Vimos a público, através desta moção, prestar solidariedade à Dra. Luciana Gatti, uma das maiores autoridades internacionais em ciência do clima na Amazônia, e repudiar os insultos proferidos pelo atual secretário da agricultura do estado de São Paulo. Os cidadãos brasileiros e de todo o mundo precisam dar um basta a um modelo econômico que não produz alimentos, mas commodities agrícolas infestadas de agrotóxicos proibidos nos países que os fabricam e que estão cada vez mais envenenando o povo brasileiro. Precisamos de uma lei proibindo totalmente o uso de fogo na agropecuária brasileira. Precisamos dar um basta à destruição da natureza, de que somos todos dependentes e parte integrante.
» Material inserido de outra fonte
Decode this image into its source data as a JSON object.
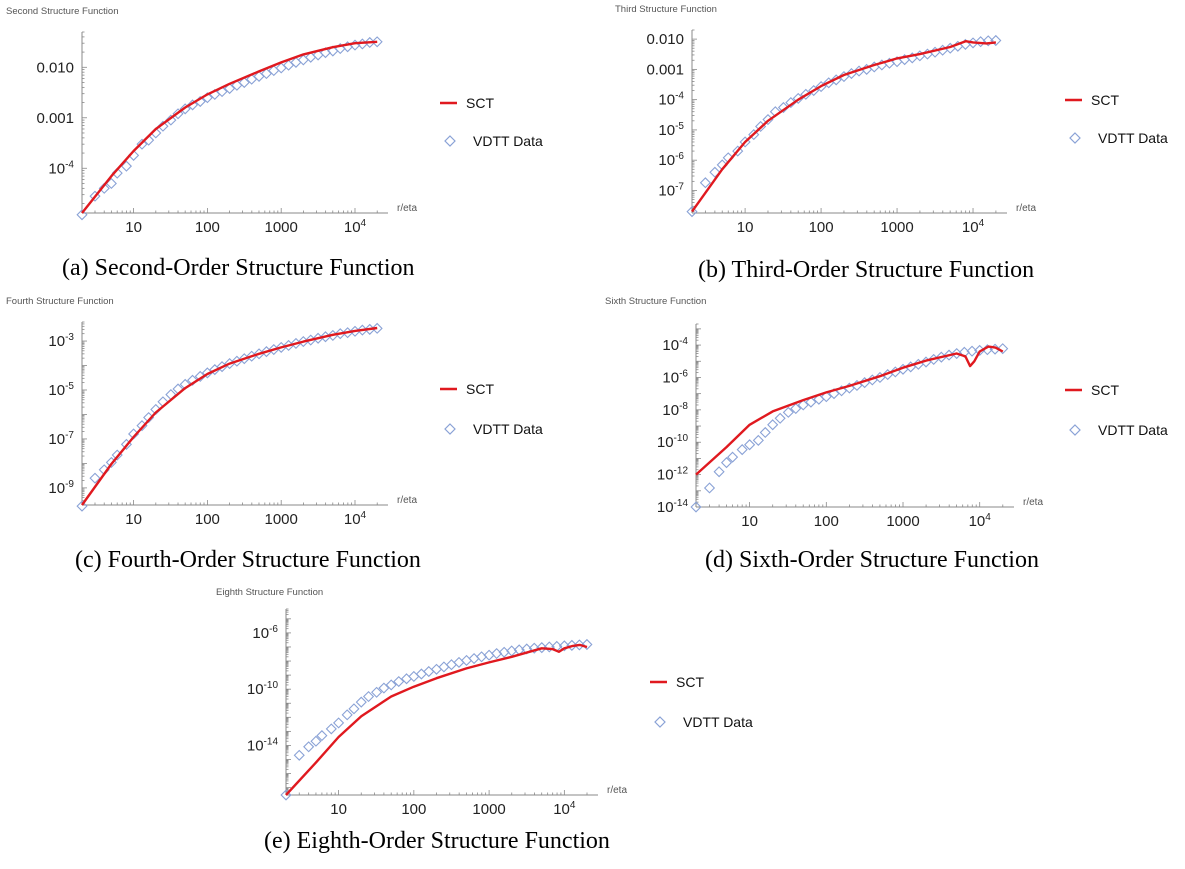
{
  "colors": {
    "sct": "#e0191f",
    "vdtt": "#8aa2d6",
    "axis": "#888888"
  },
  "chart_data": [
    {
      "type": "line",
      "title": "Second Structure Function",
      "caption": "(a) Second-Order Structure Function",
      "xlabel": "r/eta",
      "x_log": true,
      "y_log": true,
      "xlim": [
        2,
        28000
      ],
      "ylim": [
        1.3e-05,
        0.05
      ],
      "xticks": [
        {
          "v": 10,
          "label": "10"
        },
        {
          "v": 100,
          "label": "100"
        },
        {
          "v": 1000,
          "label": "1000"
        },
        {
          "v": 10000,
          "label": "10",
          "sup": "4"
        }
      ],
      "yticks": [
        {
          "v": 0.01,
          "label": "0.010"
        },
        {
          "v": 0.001,
          "label": "0.001"
        },
        {
          "v": 0.0001,
          "label": "10",
          "sup": "-4"
        }
      ],
      "series": [
        {
          "name": "SCT",
          "kind": "line",
          "x": [
            2,
            5,
            10,
            20,
            50,
            100,
            200,
            500,
            1000,
            2000,
            5000,
            10000,
            20000
          ],
          "y": [
            1.3e-05,
            7e-05,
            0.00022,
            0.0006,
            0.0016,
            0.0029,
            0.0047,
            0.0083,
            0.0125,
            0.018,
            0.025,
            0.03,
            0.032
          ]
        },
        {
          "name": "VDTT Data",
          "kind": "marker",
          "x": [
            2,
            3,
            4,
            5,
            6,
            8,
            10,
            13,
            16,
            20,
            25,
            32,
            40,
            50,
            63,
            80,
            100,
            126,
            158,
            200,
            251,
            316,
            398,
            501,
            631,
            794,
            1000,
            1259,
            1585,
            1995,
            2512,
            3162,
            3981,
            5012,
            6310,
            7943,
            10000,
            12589,
            15849,
            19953
          ],
          "y": [
            1.2e-05,
            2.8e-05,
            4e-05,
            5e-05,
            8e-05,
            0.00011,
            0.00018,
            0.0003,
            0.00036,
            0.0005,
            0.00068,
            0.0009,
            0.0012,
            0.0015,
            0.0018,
            0.0021,
            0.0025,
            0.0029,
            0.0033,
            0.0038,
            0.0044,
            0.005,
            0.0058,
            0.0066,
            0.0075,
            0.0086,
            0.0097,
            0.011,
            0.0125,
            0.014,
            0.0158,
            0.0175,
            0.0195,
            0.021,
            0.0235,
            0.0255,
            0.0275,
            0.029,
            0.031,
            0.032
          ]
        }
      ],
      "legend": [
        "SCT",
        "VDTT Data"
      ],
      "legend_position": "right"
    },
    {
      "type": "line",
      "title": "Third Structure Function",
      "caption": "(b) Third-Order Structure Function",
      "xlabel": "r/eta",
      "x_log": true,
      "y_log": true,
      "xlim": [
        2,
        28000
      ],
      "ylim": [
        1.8e-08,
        0.02
      ],
      "xticks": [
        {
          "v": 10,
          "label": "10"
        },
        {
          "v": 100,
          "label": "100"
        },
        {
          "v": 1000,
          "label": "1000"
        },
        {
          "v": 10000,
          "label": "10",
          "sup": "4"
        }
      ],
      "yticks": [
        {
          "v": 0.01,
          "label": "0.010"
        },
        {
          "v": 0.001,
          "label": "0.001"
        },
        {
          "v": 0.0001,
          "label": "10",
          "sup": "-4"
        },
        {
          "v": 1e-05,
          "label": "10",
          "sup": "-5"
        },
        {
          "v": 1e-06,
          "label": "10",
          "sup": "-6"
        },
        {
          "v": 1e-07,
          "label": "10",
          "sup": "-7"
        }
      ],
      "series": [
        {
          "name": "SCT",
          "kind": "line",
          "x": [
            2,
            5,
            10,
            20,
            50,
            100,
            200,
            500,
            1000,
            2000,
            5000,
            8000,
            10000,
            15000,
            20000
          ],
          "y": [
            2e-08,
            5e-07,
            4e-06,
            2e-05,
            0.0001,
            0.00028,
            0.00065,
            0.0014,
            0.0023,
            0.0032,
            0.0055,
            0.0085,
            0.0078,
            0.0072,
            0.0078
          ]
        },
        {
          "name": "VDTT Data",
          "kind": "marker",
          "x": [
            2,
            3,
            4,
            5,
            6,
            8,
            10,
            13,
            16,
            20,
            25,
            32,
            40,
            50,
            63,
            80,
            100,
            126,
            158,
            200,
            251,
            316,
            398,
            501,
            631,
            794,
            1000,
            1259,
            1585,
            1995,
            2512,
            3162,
            3981,
            5012,
            6310,
            7943,
            10000,
            12589,
            15849,
            19953
          ],
          "y": [
            2e-08,
            1.8e-07,
            4e-07,
            7e-07,
            1.2e-06,
            2e-06,
            4e-06,
            7e-06,
            1.3e-05,
            2.2e-05,
            4e-05,
            5.5e-05,
            8e-05,
            0.00011,
            0.00015,
            0.0002,
            0.00027,
            0.00036,
            0.00045,
            0.00058,
            0.00073,
            0.00088,
            0.001,
            0.0012,
            0.0014,
            0.0016,
            0.0018,
            0.0021,
            0.0024,
            0.0028,
            0.0032,
            0.0037,
            0.0043,
            0.005,
            0.0058,
            0.0067,
            0.0075,
            0.0082,
            0.0088,
            0.009
          ]
        }
      ],
      "legend": [
        "SCT",
        "VDTT Data"
      ],
      "legend_position": "right"
    },
    {
      "type": "line",
      "title": "Fourth Structure Function",
      "caption": "(c) Fourth-Order Structure Function",
      "xlabel": "r/eta",
      "x_log": true,
      "y_log": true,
      "xlim": [
        2,
        28000
      ],
      "ylim": [
        2e-10,
        0.006
      ],
      "xticks": [
        {
          "v": 10,
          "label": "10"
        },
        {
          "v": 100,
          "label": "100"
        },
        {
          "v": 1000,
          "label": "1000"
        },
        {
          "v": 10000,
          "label": "10",
          "sup": "4"
        }
      ],
      "yticks": [
        {
          "v": 0.001,
          "label": "10",
          "sup": "-3"
        },
        {
          "v": 1e-05,
          "label": "10",
          "sup": "-5"
        },
        {
          "v": 1e-07,
          "label": "10",
          "sup": "-7"
        },
        {
          "v": 1e-09,
          "label": "10",
          "sup": "-9"
        }
      ],
      "series": [
        {
          "name": "SCT",
          "kind": "line",
          "x": [
            2,
            5,
            10,
            20,
            50,
            100,
            200,
            500,
            1000,
            2000,
            5000,
            10000,
            20000
          ],
          "y": [
            2e-10,
            9.5e-09,
            1.2e-07,
            1.2e-06,
            1.2e-05,
            4.5e-05,
            0.00012,
            0.0003,
            0.00055,
            0.00095,
            0.0018,
            0.0026,
            0.0034
          ]
        },
        {
          "name": "VDTT Data",
          "kind": "marker",
          "x": [
            2,
            3,
            4,
            5,
            6,
            8,
            10,
            13,
            16,
            20,
            25,
            32,
            40,
            50,
            63,
            80,
            100,
            126,
            158,
            200,
            251,
            316,
            398,
            501,
            631,
            794,
            1000,
            1259,
            1585,
            1995,
            2512,
            3162,
            3981,
            5012,
            6310,
            7943,
            10000,
            12589,
            15849,
            19953
          ],
          "y": [
            1.8e-10,
            2.5e-09,
            5.5e-09,
            1.1e-08,
            2.2e-08,
            6e-08,
            1.6e-07,
            3.5e-07,
            7.5e-07,
            1.6e-06,
            3.3e-06,
            6.5e-06,
            1.1e-05,
            1.7e-05,
            2.5e-05,
            3.6e-05,
            5e-05,
            6.8e-05,
            9e-05,
            0.00012,
            0.00015,
            0.00019,
            0.00024,
            0.0003,
            0.00037,
            0.00045,
            0.00055,
            0.00066,
            0.0008,
            0.00095,
            0.0011,
            0.0013,
            0.0015,
            0.0017,
            0.002,
            0.0022,
            0.0025,
            0.0028,
            0.003,
            0.0033
          ]
        }
      ],
      "legend": [
        "SCT",
        "VDTT Data"
      ],
      "legend_position": "right"
    },
    {
      "type": "line",
      "title": "Sixth Structure Function",
      "caption": "(d) Sixth-Order Structure Function",
      "xlabel": "r/eta",
      "x_log": true,
      "y_log": true,
      "xlim": [
        2,
        28000
      ],
      "ylim": [
        1e-14,
        0.002
      ],
      "xticks": [
        {
          "v": 10,
          "label": "10"
        },
        {
          "v": 100,
          "label": "100"
        },
        {
          "v": 1000,
          "label": "1000"
        },
        {
          "v": 10000,
          "label": "10",
          "sup": "4"
        }
      ],
      "yticks": [
        {
          "v": 0.0001,
          "label": "10",
          "sup": "-4"
        },
        {
          "v": 1e-06,
          "label": "10",
          "sup": "-6"
        },
        {
          "v": 1e-08,
          "label": "10",
          "sup": "-8"
        },
        {
          "v": 1e-10,
          "label": "10",
          "sup": "-10"
        },
        {
          "v": 1e-12,
          "label": "10",
          "sup": "-12"
        },
        {
          "v": 1e-14,
          "label": "10",
          "sup": "-14"
        }
      ],
      "series": [
        {
          "name": "SCT",
          "kind": "line",
          "x": [
            2,
            5,
            10,
            20,
            50,
            100,
            200,
            500,
            1000,
            2000,
            5000,
            6500,
            7500,
            8500,
            10000,
            13000,
            16000,
            20000
          ],
          "y": [
            1e-12,
            5e-11,
            1.2e-09,
            8e-09,
            4e-08,
            1.2e-07,
            3e-07,
            1.2e-06,
            4e-06,
            1.1e-05,
            3e-05,
            2e-05,
            5e-06,
            1e-05,
            4e-05,
            8e-05,
            7e-05,
            4e-05
          ]
        },
        {
          "name": "VDTT Data",
          "kind": "marker",
          "x": [
            2,
            3,
            4,
            5,
            6,
            8,
            10,
            13,
            16,
            20,
            25,
            32,
            40,
            50,
            63,
            80,
            100,
            126,
            158,
            200,
            251,
            316,
            398,
            501,
            631,
            794,
            1000,
            1259,
            1585,
            1995,
            2512,
            3162,
            3981,
            5012,
            6310,
            7943,
            10000,
            12589,
            15849,
            19953
          ],
          "y": [
            1e-14,
            1.5e-13,
            1.5e-12,
            5.5e-12,
            1.2e-11,
            3.5e-11,
            7e-11,
            1.3e-10,
            4e-10,
            1.2e-09,
            3e-09,
            7e-09,
            1.2e-08,
            2e-08,
            3e-08,
            4.5e-08,
            6.5e-08,
            1e-07,
            1.5e-07,
            2.2e-07,
            3.2e-07,
            4.8e-07,
            7e-07,
            1e-06,
            1.5e-06,
            2.2e-06,
            3.2e-06,
            4.5e-06,
            6.5e-06,
            9e-06,
            1.3e-05,
            1.8e-05,
            2.4e-05,
            3e-05,
            3.6e-05,
            4.2e-05,
            4.7e-05,
            5.2e-05,
            5.6e-05,
            6e-05
          ]
        }
      ],
      "legend": [
        "SCT",
        "VDTT Data"
      ],
      "legend_position": "right"
    },
    {
      "type": "line",
      "title": "Eighth Structure Function",
      "caption": "(e) Eighth-Order Structure Function",
      "xlabel": "r/eta",
      "x_log": true,
      "y_log": true,
      "xlim": [
        2,
        28000
      ],
      "ylim": [
        3e-18,
        5e-05
      ],
      "xticks": [
        {
          "v": 10,
          "label": "10"
        },
        {
          "v": 100,
          "label": "100"
        },
        {
          "v": 1000,
          "label": "1000"
        },
        {
          "v": 10000,
          "label": "10",
          "sup": "4"
        }
      ],
      "yticks": [
        {
          "v": 1e-06,
          "label": "10",
          "sup": "-6"
        },
        {
          "v": 1e-10,
          "label": "10",
          "sup": "-10"
        },
        {
          "v": 1e-14,
          "label": "10",
          "sup": "-14"
        }
      ],
      "series": [
        {
          "name": "SCT",
          "kind": "line",
          "x": [
            2,
            5,
            10,
            20,
            50,
            100,
            200,
            500,
            1000,
            2000,
            5000,
            7000,
            8500,
            10000,
            13000,
            16000,
            20000
          ],
          "y": [
            3e-18,
            6e-16,
            4e-14,
            1.2e-12,
            3e-11,
            1.5e-10,
            6e-10,
            3e-09,
            8e-09,
            2e-08,
            8e-08,
            7e-08,
            4.5e-08,
            8e-08,
            1.2e-07,
            1.4e-07,
            1e-07
          ]
        },
        {
          "name": "VDTT Data",
          "kind": "marker",
          "x": [
            2,
            3,
            4,
            5,
            6,
            8,
            10,
            13,
            16,
            20,
            25,
            32,
            40,
            50,
            63,
            80,
            100,
            126,
            158,
            200,
            251,
            316,
            398,
            501,
            631,
            794,
            1000,
            1259,
            1585,
            1995,
            2512,
            3162,
            3981,
            5012,
            6310,
            7943,
            10000,
            12589,
            15849,
            19953
          ],
          "y": [
            3e-18,
            2e-15,
            8e-15,
            2e-14,
            5e-14,
            1.5e-13,
            4e-13,
            1.5e-12,
            4e-12,
            1.2e-11,
            3e-11,
            6e-11,
            1.2e-10,
            2e-10,
            3.5e-10,
            5.5e-10,
            8e-10,
            1.2e-09,
            1.8e-09,
            2.6e-09,
            3.8e-09,
            5.5e-09,
            8e-09,
            1.1e-08,
            1.5e-08,
            2e-08,
            2.6e-08,
            3.4e-08,
            4.2e-08,
            5.2e-08,
            6.2e-08,
            7.2e-08,
            8.2e-08,
            9e-08,
            1e-07,
            1.1e-07,
            1.2e-07,
            1.3e-07,
            1.4e-07,
            1.5e-07
          ]
        }
      ],
      "legend": [
        "SCT",
        "VDTT Data"
      ],
      "legend_position": "right"
    }
  ]
}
Não podemos mais tolerar uma atividade eivada de crimes, mas patrocinada por parcelas majoritárias do Poder Legislativo e altamente subsidiada pelos nossos impostos através de financiamentos públicos e incentivos e isenções fiscais. É preciso escolher, aqui e agora, entre a impunidade e a salvaguarda de nosso presente e de nosso futuro.